Maybe this way to promote the sport of women helps to silence criticism of the use of women’s image in the Singapore Airlines, which is the company that represents the dynamism of this city-state, as “friendly” with the stewardesses smiling, and so well connected globally by its exact location between Asia and the Pacific.
Today Singapore could not be understood without the destinations of this airline, which is the reason why there is a direct relation between an urban identity and Singapore flights. The airline company ads are an open door to the Town of Red Lion.
But Singapore also has a pending subjet with the environment, as happens to many Asian cities.
A study by the National University of Singapore (NUS) that ranked Singapore as the worst environmental place among 179 countries has brought a strong response from the city government. This study detected the disastrous consequences that the urban development had in the natural environment over the past 30 years.

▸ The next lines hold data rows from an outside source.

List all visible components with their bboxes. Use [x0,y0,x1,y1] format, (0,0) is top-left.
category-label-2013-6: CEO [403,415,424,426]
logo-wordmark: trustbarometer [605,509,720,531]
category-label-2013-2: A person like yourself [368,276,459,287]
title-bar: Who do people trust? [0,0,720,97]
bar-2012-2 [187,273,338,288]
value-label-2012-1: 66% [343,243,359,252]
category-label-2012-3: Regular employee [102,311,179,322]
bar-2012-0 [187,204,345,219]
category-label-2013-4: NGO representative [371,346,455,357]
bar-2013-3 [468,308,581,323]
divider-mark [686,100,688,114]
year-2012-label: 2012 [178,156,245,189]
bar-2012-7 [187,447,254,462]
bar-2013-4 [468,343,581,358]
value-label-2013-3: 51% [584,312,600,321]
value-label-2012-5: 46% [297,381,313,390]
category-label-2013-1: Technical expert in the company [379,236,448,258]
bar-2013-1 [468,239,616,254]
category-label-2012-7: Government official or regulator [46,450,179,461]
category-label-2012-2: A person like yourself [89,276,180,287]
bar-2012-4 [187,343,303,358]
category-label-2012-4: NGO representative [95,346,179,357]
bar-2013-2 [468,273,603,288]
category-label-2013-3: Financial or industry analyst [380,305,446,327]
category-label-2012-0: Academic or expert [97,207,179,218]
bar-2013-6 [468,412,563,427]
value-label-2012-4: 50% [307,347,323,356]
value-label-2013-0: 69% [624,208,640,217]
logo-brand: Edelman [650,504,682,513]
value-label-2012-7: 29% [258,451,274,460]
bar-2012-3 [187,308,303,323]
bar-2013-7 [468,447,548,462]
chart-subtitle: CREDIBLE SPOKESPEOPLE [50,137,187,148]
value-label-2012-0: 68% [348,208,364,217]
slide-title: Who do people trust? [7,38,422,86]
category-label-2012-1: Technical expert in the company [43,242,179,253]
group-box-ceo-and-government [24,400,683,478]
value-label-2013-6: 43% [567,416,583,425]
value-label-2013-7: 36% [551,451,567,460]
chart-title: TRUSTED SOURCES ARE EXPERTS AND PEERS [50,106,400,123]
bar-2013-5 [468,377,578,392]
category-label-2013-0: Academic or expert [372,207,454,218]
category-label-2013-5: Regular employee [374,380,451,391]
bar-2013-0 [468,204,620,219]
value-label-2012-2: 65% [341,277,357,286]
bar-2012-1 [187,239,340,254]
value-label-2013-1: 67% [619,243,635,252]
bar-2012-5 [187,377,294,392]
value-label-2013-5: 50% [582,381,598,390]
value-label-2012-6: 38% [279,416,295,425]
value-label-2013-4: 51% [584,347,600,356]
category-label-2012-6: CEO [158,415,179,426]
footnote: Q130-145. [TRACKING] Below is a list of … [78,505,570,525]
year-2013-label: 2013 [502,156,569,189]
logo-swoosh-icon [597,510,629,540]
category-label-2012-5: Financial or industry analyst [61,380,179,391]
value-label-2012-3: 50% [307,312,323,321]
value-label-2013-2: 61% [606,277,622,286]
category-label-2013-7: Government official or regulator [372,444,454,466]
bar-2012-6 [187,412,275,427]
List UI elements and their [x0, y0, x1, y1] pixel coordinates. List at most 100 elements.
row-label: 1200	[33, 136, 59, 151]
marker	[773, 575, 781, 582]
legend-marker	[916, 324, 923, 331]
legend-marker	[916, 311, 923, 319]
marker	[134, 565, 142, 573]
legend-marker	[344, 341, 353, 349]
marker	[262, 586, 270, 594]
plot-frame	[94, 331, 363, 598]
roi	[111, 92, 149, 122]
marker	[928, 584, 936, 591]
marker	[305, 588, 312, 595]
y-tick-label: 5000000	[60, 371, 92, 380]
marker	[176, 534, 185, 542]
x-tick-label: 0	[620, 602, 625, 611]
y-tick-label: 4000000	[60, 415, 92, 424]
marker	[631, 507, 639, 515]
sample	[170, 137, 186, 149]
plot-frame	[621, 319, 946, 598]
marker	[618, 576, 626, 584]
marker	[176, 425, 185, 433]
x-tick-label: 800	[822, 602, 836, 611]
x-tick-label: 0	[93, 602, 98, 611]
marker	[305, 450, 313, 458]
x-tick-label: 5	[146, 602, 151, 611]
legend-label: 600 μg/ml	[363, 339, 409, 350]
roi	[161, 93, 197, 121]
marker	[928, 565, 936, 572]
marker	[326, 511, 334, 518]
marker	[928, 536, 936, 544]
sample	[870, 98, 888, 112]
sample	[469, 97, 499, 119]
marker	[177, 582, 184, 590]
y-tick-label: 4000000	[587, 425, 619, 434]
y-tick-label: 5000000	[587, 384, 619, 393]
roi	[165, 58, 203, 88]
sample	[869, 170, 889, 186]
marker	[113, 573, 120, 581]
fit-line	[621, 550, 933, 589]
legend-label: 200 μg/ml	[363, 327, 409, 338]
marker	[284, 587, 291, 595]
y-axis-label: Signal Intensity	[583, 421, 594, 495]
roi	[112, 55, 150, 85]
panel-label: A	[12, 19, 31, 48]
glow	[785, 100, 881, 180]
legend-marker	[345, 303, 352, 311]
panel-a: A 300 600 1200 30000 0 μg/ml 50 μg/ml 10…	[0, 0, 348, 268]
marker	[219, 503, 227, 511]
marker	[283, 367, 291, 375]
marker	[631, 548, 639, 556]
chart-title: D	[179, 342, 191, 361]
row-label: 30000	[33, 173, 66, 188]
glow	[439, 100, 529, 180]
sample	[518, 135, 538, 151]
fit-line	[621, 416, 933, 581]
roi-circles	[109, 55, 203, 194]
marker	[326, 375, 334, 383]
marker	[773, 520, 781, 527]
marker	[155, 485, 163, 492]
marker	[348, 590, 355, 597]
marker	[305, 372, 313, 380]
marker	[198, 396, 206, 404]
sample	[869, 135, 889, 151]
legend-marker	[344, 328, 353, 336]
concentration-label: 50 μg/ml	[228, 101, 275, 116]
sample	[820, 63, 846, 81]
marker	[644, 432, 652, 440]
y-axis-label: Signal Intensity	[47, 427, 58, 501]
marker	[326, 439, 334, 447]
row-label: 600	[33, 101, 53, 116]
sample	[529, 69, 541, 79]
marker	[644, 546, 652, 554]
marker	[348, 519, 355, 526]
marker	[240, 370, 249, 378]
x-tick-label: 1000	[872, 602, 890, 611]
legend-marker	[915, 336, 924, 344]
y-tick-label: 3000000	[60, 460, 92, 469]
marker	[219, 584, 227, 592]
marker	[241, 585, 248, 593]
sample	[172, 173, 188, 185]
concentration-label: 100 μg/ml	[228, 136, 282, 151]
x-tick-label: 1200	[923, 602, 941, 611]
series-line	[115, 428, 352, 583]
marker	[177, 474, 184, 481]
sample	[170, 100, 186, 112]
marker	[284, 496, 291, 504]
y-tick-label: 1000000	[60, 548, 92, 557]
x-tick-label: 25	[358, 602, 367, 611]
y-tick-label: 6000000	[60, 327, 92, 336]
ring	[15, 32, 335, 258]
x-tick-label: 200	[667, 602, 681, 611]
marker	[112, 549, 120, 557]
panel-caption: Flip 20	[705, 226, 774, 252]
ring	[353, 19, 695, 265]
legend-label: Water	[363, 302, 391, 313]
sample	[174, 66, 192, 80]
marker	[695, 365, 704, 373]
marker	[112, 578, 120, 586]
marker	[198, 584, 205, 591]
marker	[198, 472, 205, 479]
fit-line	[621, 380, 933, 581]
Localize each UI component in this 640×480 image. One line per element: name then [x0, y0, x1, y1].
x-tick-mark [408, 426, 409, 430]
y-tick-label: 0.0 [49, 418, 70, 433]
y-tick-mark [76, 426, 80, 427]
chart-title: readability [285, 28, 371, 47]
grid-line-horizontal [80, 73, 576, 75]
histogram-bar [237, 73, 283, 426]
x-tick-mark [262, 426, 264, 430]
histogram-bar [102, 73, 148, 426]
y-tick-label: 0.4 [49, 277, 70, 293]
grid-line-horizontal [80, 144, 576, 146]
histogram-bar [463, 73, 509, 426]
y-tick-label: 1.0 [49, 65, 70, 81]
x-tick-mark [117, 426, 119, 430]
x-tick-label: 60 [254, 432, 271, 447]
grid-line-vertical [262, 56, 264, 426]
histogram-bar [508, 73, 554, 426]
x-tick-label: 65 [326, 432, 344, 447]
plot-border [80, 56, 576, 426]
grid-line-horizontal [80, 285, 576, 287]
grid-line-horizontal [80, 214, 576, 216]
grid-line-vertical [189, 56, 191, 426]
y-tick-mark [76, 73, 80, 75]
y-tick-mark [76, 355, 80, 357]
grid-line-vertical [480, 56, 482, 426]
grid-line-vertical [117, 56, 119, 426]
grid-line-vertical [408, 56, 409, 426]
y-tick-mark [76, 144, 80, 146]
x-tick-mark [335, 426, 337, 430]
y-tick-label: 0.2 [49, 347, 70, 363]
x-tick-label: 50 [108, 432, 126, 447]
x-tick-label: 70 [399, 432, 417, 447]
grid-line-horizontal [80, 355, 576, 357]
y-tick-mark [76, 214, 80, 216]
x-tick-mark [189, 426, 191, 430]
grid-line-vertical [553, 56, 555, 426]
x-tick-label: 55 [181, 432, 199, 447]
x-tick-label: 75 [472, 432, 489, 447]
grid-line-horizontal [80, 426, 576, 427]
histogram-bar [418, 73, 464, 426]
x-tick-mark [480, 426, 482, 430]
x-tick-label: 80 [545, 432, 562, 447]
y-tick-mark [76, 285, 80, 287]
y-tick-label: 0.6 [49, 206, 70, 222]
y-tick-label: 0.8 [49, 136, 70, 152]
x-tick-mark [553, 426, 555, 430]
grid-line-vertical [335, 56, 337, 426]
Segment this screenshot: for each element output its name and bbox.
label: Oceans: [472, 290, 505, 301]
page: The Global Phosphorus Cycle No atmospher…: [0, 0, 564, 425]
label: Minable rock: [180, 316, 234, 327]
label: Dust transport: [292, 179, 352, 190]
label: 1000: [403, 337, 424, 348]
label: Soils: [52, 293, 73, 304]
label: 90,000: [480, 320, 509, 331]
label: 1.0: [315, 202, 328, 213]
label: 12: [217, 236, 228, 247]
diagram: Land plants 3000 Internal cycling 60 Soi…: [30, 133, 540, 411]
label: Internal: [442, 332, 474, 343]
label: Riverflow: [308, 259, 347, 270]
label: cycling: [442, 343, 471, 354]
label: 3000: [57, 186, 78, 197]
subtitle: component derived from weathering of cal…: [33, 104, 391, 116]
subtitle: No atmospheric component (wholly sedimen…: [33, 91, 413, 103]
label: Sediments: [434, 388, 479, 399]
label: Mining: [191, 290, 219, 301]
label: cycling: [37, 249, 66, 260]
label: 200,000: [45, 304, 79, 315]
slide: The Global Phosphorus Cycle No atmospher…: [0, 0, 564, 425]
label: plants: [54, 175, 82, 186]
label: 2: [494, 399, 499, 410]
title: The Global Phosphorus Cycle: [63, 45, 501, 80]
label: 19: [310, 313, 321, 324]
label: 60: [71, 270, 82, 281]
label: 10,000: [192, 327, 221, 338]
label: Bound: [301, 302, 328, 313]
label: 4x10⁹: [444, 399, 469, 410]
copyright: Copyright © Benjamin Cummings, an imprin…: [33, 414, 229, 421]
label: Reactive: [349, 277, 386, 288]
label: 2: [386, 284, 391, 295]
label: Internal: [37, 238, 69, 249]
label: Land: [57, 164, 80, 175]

Professor Navjot Sodhi, from Biological Sciences NUS Department, and co-author of the study said that the rapid development of Singapore in the last 30 years had lost 90% of its forests, 67% of birds, about 40% of mammals and 5% of amphibians and reptiles.
And it is not the first time that Singapore fails in environmental issues. It has been frequently cited as having one of the highest carbon emissions per capita worldwide by the Energy Information Administration (EIA).
We must add to this the problem of density and lack of space on an island with a finite extension. Singapore has developed and it has plans to expand geographically gaining ground in their national waters, but has already had its first diplomatic row with Malaysia. The question is that any intent to harm the seas, even in urban environments, has a clear negative impact and whether in or out of a national domain it must always be denounced.
Singapore is a large city, populated, dynamic, but with a limited growth and is why it has to create an added value in its urban brand. All services, creations and spaces of this city-state should have those transverse values that have earned it a unique worldwide reputation.
To improve the environment and the uses of its spaces for everybody are the challenges that this lion will have for the next 50 years.